Best Enemies
- Company type: Educational
- Founded: 2008
- Headquarters: New South Wales, Australia
- Key people: Ross Bark and Darren Bark, Founders
- Website: www.bestenemies.org

= Best Enemies =

2008 Australian film about cyberbullying in schools

Best Enemies is an education resource and film created by Ross and Darren Bark that discusses the cyber bullying problem in Australian schools, and explores how to tackle it and help students become pro-active in reporting and stopping it.

==Programs and services==
Best Enemies has also been used as a community-based education program that illustrates the issue of cyber bullying through a film based on a true story of a 15-year-old girl whose best friend betrayed her in a bullying campaign conducted via SMS and online messaging.
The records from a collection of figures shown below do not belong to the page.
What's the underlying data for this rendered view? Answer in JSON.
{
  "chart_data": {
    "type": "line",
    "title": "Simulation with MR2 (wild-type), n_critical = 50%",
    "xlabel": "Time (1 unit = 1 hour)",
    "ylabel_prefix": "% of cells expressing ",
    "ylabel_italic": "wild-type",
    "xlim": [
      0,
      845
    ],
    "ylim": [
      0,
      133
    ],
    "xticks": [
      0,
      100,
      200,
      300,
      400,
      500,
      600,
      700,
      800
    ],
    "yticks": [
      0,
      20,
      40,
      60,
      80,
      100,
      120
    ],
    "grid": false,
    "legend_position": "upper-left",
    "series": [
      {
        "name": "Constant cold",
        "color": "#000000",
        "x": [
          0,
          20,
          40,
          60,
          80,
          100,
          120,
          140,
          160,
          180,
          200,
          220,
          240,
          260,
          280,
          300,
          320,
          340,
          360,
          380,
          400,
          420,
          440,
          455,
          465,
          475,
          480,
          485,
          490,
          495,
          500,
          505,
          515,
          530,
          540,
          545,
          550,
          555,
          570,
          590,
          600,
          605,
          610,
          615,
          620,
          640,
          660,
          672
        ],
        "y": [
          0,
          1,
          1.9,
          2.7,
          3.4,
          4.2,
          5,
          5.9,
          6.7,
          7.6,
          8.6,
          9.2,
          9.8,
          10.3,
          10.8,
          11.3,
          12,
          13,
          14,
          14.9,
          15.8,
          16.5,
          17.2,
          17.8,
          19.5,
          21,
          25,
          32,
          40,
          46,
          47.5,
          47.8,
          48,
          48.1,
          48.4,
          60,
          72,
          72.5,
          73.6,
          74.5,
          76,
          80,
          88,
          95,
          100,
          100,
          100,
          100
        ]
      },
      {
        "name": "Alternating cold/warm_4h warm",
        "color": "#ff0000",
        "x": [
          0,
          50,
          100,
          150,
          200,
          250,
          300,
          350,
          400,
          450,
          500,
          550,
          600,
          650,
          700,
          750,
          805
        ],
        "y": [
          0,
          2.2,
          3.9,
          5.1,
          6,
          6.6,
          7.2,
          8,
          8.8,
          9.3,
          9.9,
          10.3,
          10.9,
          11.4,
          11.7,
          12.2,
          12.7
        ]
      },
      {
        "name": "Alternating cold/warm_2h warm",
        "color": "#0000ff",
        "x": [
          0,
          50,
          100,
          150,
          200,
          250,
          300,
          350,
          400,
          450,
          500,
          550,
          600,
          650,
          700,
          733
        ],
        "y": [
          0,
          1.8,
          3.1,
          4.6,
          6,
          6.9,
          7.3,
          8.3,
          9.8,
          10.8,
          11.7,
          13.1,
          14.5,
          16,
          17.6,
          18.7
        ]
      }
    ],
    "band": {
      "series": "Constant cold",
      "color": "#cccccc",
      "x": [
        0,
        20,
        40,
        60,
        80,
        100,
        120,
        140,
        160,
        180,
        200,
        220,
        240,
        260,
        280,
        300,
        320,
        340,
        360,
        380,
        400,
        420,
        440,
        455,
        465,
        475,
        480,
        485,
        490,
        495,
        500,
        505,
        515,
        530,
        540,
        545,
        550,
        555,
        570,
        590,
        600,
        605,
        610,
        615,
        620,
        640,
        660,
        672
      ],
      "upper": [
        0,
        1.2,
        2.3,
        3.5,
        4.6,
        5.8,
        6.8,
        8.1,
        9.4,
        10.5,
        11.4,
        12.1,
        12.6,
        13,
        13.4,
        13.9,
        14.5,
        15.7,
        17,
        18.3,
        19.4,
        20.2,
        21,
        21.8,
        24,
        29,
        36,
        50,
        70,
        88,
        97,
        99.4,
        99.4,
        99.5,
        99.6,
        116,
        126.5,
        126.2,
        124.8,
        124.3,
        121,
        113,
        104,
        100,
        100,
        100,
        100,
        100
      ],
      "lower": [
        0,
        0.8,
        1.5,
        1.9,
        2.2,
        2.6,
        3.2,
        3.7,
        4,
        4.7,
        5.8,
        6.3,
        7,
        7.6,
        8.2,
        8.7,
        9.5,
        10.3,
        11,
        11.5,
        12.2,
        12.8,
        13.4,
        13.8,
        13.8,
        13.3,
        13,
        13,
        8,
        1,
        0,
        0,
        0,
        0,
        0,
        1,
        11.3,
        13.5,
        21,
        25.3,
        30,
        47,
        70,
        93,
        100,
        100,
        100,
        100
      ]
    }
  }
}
The program targets schools and youth organisations to address the causes and consequences of the serious social problem of cyber bullying and cyber safety. The program is supported by Youth Interagency Groups, the Department of Education and Training and various agencies of the NSW Government.

The Best Enemies study guide and cybersafety resource was produced by The Australian Teachers of Media and is also distributed by The Education Shop.

The program is supported by Hoyts, Girlfriend Magazine, Mentos Cube, Myspace and Point Zero Youth Services.

==Partnership with Bully Free Australia Foundation==
In March 2013, Best Enemies and The Bully Free Australia Foundation signed a partnership agreement with a vision to "protect and empower Australian children and adolescents to live a fulfilling life free from all forms of bullying".

On 16 March 2013, the Prime Minister, Julia Gillard formally opened The Bully Free Australia Foundation at Essendon Airport to a crowd of more than 400 people.